Kompulsywne objadanie się zatem niszczy zdrowie fizyczne – prowadzi do niebezpiecznych chorób układu pokarmowego, sercowo-naczyniowego, hormonalnego, do cukrzycy i problemów z ciśnieniem. Wpływa także na równowagę psychiczną, gdyż towarzyszą mu często depresja i stany lękowe. Uzależnienie od jedzenia posiada także drugie dno. Może przyczynić się do powstania innych zaburzeń, takich jak bulimia czy anoreksja, które również wiążą się z poczuciem winy, wstydu, obsesją na punkcie wagi i brakiem akceptacji swojego ciała. Ważne, by umieć rozpoznać, czy problem z kompulsywnym objadaniem się dotyczy właśnie Ciebie.
Osoby walczące z otyłością czasem nie zdaje sobie sprawy ze swojego uzależnienia.
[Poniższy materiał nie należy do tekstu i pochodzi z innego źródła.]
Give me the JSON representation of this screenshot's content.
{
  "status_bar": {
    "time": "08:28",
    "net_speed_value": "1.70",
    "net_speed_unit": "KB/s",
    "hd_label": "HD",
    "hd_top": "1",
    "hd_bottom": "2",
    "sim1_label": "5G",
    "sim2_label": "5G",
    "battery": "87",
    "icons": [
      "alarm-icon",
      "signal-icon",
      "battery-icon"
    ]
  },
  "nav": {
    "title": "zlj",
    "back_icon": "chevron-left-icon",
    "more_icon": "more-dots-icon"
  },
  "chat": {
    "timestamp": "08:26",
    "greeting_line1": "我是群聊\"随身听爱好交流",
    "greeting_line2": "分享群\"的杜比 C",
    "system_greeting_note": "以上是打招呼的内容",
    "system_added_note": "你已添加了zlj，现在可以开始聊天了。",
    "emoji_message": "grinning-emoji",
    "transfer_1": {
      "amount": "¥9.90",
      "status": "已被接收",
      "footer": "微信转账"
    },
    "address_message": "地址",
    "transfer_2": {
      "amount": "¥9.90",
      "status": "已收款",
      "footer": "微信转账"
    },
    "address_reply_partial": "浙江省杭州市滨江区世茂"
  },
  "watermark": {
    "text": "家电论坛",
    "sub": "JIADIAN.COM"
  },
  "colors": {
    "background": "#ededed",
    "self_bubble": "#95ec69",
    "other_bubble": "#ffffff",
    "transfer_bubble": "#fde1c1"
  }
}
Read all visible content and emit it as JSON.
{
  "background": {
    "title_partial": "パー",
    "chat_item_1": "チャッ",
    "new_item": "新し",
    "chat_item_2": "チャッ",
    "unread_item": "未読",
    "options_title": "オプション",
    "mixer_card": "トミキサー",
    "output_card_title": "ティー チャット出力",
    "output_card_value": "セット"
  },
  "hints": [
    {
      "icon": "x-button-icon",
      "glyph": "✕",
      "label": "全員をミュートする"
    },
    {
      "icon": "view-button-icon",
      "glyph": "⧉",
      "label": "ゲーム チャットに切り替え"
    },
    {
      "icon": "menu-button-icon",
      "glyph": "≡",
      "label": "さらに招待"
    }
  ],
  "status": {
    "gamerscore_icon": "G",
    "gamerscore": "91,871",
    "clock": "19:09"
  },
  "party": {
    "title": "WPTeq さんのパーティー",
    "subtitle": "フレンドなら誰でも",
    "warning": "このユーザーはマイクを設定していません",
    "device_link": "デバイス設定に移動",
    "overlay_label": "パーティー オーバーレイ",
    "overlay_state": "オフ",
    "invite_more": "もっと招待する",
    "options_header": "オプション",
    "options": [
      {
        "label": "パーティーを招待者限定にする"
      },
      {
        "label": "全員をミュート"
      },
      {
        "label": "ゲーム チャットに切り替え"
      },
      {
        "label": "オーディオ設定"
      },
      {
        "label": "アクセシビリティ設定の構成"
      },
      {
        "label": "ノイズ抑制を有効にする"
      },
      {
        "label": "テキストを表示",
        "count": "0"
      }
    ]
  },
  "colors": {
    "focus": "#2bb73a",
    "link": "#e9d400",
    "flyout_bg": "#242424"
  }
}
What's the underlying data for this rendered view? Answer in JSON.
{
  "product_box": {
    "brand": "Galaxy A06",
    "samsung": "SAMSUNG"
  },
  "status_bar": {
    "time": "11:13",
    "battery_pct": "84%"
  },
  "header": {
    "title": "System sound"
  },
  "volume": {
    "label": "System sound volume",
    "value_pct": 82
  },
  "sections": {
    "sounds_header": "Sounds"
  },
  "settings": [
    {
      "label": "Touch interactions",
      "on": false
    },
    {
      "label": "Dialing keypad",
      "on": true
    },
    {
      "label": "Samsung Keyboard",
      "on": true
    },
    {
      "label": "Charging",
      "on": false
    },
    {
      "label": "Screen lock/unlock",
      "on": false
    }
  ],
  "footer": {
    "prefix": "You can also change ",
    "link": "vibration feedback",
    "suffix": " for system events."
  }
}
Skupiają się na leczeniu objawów, nie wiedząc, że problem sięga głęboko i może mieć podłoże psychiczne. Rozpoczynają dietę i cykl treningów, co samo w sobie jest oczywiście pozytywne, ale po jakimś czasie, na przykład, gdy w ich życiu wydarzy się coś przykrego, wracają do dawnych nawyków. W przypadku każdego uzależnienia najskuteczniejszą metodą walki jest psychoterapia, dzięki której chory może odkryć przyczyny leżące u podstaw jego zaburzeń, a także nauczyć się jak regulować negatywne emocje, które najczęściej prowadzą do kompulsywnego objadania się. Rola terapii jest niezwykle ważna, gdyż wspiera ona pacjenta.